There is not an authentication solution made that cannot be hacked. That includes what Google has. It includes whatever we come up with in the future. It includes all known biometrics. It includes everything in the computer security world. If a vendor or person tells you they have something that is unhackable, run! They are either lying or don’t know what they are talking about.
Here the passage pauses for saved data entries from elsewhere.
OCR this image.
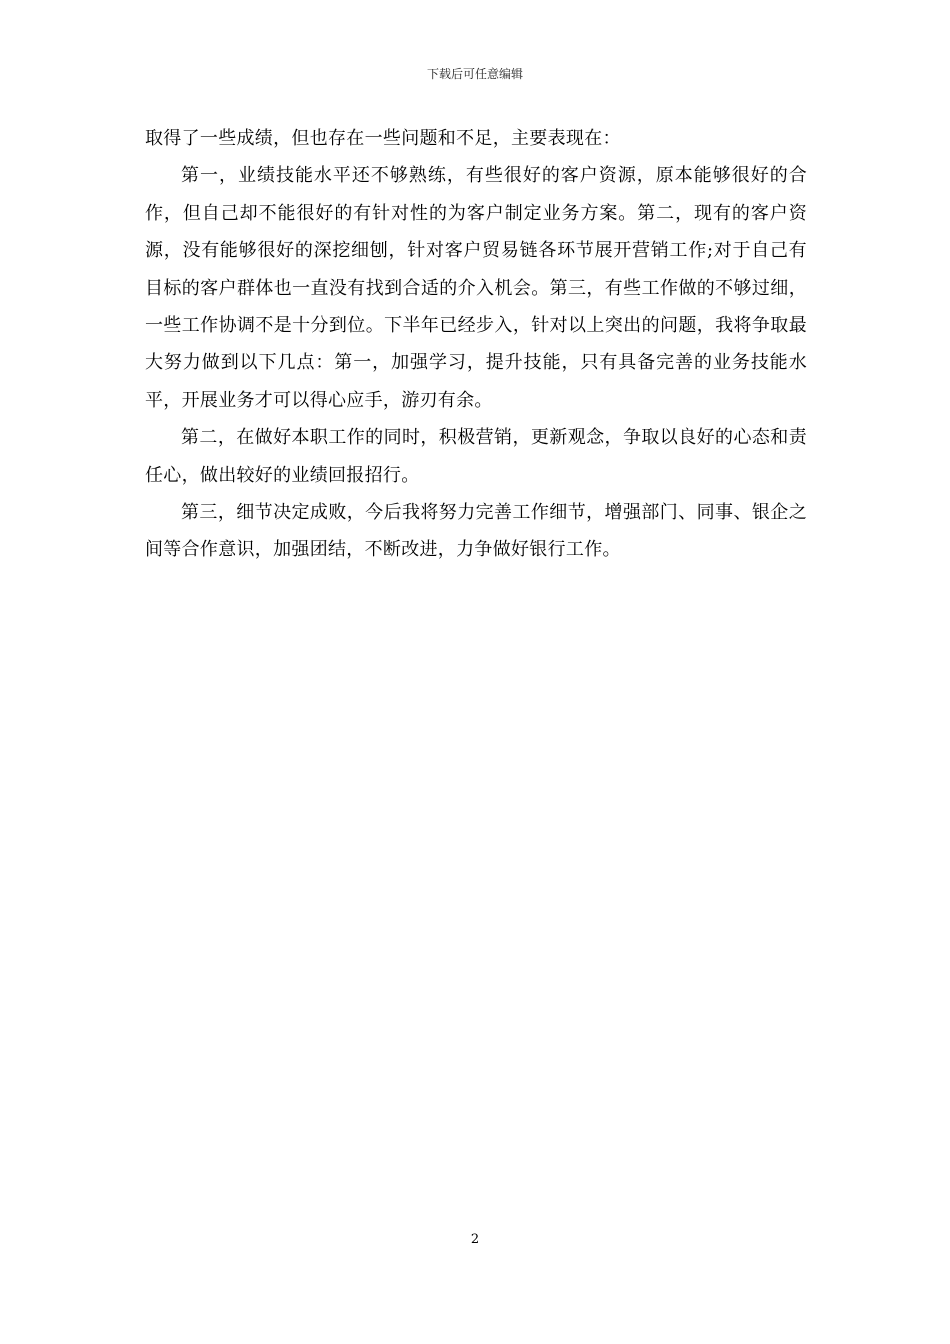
下载后可任意编辑

取得了一些成绩，但也存在一些问题和不足，主要表现在：

第一，业绩技能水平还不够熟练，有些很好的客户资源，原本能够很好的合作，但自己却不能很好的有针对性的为客户制定业务方案。第二，现有的客户资源，没有能够很好的深挖细刨，针对客户贸易链各环节展开营销工作;对于自己有目标的客户群体也一直没有找到合适的介入机会。第三，有些工作做的不够过细，一些工作协调不是十分到位。下半年已经步入，针对以上突出的问题，我将争取最大努力做到以下几点：第一，加强学习，提升技能，只有具备完善的业务技能水平，开展业务才可以得心应手，游刃有余。

第二，在做好本职工作的同时，积极营销，更新观念，争取以良好的心态和责任心，做出较好的业绩回报招行。

第三，细节决定成败，今后我将努力完善工作细节，增强部门、同事、银企之间等合作意识，加强团结，不断改进，力争做好银行工作。

2
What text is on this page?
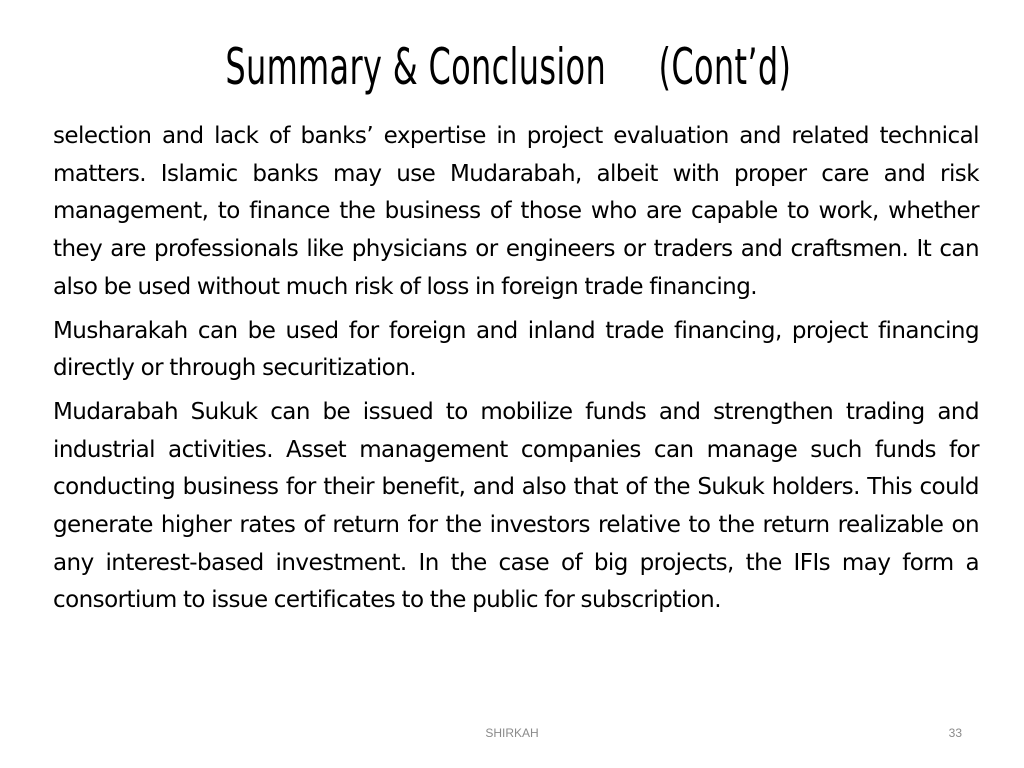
Summary & Conclusion     (Cont’d)

selection and lack of banks’ expertise in project evaluation and related technical matters. Islamic banks may use Mudarabah, albeit with proper care and risk management, to finance the business of those who are capable to work, whether they are professionals like physicians or engineers or traders and craftsmen. It can also be used without much risk of loss in foreign trade financing.

Musharakah can be used for foreign and inland trade financing, project financing directly or through securitization.

Mudarabah Sukuk can be issued to mobilize funds and strengthen trading and industrial activities. Asset management companies can manage such funds for conducting business for their benefit, and also that of the Sukuk holders. This could generate higher rates of return for the investors relative to the return realizable on any interest-based investment. In the case of big projects, the IFIs may form a consortium to issue certificates to the public for subscription.

SHIRKAH	33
Either way, not the sources of authority you should be listening to.
Yes, Google Security Keys Can Be Hacked
Critics of mine are probably saying if Google has gone over a year without any of their 85,000 employees getting hacked, how can I say that they are hackable with any degree of expertise, certainty, or personal dignity?
Start by watching my Hacking 2FA video or read the CSO column (listed above). Or just watch my friend, co-worker, and world’s best-known hacker, Kevin Mitnick, blow past a popular 2FA solution (https://www.youtube.com/watch?v=xaOX8DS-Cto) using social engineering and some common hacking methods like the 2FA token isn’t even there.
After Kevin first posted his video, people said that his method wouldn’t work on Google, and so he goes around demonstrating breaking around Google’s software-based 2FA solution, Google Authenticator, for giggles. Repeat after me, any authentication solution is hackable. Some are just easier than others.